The article discusses Ofcom's plans to introduce new regulations and guidelines to protect children online. It outlines over 40 practical measures that online services must take, including:

  • Implementing robust age-checks to prevent children from accessing harmful content
  • Ensuring that recommendation algorithms do not promote harmful content to children
  • Improving content moderation to quickly remove content that is harmful to children

The article also mentions that Ofcom will be consulting on the proposed measures and that once approved, online services will have 3 months to conduct risk assessments and implement the required safety measures. Failure to comply can result in enforcement action and fines.

๐Ÿ™‹ Q&A

[01] Ofcom's Proposed Measures

1. What are the key measures Ofcom is proposing to protect children online?

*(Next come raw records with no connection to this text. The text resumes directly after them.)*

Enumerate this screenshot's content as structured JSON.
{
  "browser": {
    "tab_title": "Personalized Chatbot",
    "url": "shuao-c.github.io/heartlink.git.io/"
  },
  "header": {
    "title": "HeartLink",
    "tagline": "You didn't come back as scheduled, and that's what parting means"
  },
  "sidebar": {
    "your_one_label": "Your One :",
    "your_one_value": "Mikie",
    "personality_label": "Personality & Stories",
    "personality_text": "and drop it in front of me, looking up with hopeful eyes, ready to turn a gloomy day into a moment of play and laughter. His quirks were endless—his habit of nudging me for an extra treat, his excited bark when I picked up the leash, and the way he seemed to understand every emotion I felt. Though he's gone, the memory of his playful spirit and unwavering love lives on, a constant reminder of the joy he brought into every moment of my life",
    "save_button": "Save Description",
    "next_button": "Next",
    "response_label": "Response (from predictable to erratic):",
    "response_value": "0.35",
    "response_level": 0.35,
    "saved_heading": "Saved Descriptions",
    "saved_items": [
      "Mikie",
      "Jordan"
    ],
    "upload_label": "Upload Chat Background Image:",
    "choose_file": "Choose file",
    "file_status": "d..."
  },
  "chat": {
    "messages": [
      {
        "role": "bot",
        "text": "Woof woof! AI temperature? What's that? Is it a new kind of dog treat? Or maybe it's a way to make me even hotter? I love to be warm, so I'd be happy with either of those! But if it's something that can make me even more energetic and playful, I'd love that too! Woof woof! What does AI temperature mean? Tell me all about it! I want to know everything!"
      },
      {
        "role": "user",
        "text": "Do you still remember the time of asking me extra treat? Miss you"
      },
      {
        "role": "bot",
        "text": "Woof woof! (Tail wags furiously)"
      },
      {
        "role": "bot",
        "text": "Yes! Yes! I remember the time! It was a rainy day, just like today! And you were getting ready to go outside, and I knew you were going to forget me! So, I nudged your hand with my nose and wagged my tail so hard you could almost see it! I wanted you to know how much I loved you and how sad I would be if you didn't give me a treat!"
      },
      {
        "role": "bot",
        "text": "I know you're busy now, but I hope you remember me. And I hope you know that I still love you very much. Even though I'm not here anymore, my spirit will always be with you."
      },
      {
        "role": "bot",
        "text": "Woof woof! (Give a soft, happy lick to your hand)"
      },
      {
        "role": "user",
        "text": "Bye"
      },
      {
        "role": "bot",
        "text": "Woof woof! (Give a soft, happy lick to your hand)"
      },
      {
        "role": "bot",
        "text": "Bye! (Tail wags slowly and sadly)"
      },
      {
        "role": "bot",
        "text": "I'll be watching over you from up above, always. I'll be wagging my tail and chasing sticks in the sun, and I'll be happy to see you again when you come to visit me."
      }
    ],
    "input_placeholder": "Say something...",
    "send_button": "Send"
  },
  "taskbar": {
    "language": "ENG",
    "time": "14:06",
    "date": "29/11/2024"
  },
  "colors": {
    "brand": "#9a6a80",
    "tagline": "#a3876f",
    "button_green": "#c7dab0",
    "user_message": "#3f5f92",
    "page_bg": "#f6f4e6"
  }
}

  • Require online services to implement robust age-checks to prevent children from accessing harmful content like suicide, self-harm, and pornography
  • Mandate that recommendation algorithms filter out the most harmful content and reduce the visibility of other harmful content for child users
  • Expect online services to have effective content moderation systems to quickly remove content that is harmful to children

2. How do the proposed measures go beyond current industry practices?

  • The draft Codes of Practice set out much more stringent requirements than what is currently standard in the industry, demanding a "step-change" in how online services protect children.
  • For example, the requirement for highly effective age-assurance checks and the need to configure recommendation algorithms to protect children goes well beyond what most platforms currently do.

3. What enforcement powers will Ofcom have to hold platforms accountable?

  • Ofcom states they won't hesitate to use their full range of enforcement powers, including issuing sizeable fines, against platforms that fail to meet their legal duties under the new regulations.
  • The article notes that once the Codes are approved by Parliament, Ofcom can begin enforcing the regime against non-compliant companies.

[02] Consultation and Implementation

1. What is the timeline for finalizing and implementing the new regulations?

  • Ofcom is currently consulting on the draft Codes of Practice, with a deadline of July 17 for submissions.
  • Ofcom expects to publish the final Children's Safety Codes of Practice within a year, after considering the consultation feedback.
  • Once approved by Parliament, online services will have 3 months to conduct their required children's risk assessments and implement the safety measures.

2. How are children's voices being incorporated into the process?

  • Ofcom states that children's voices have been central to designing the Codes, with input from over 15,000 young people over the past 12 months.
  • As part of the consultation, Ofcom is also holding focused discussions with children across the UK to get their views on the proposed measures.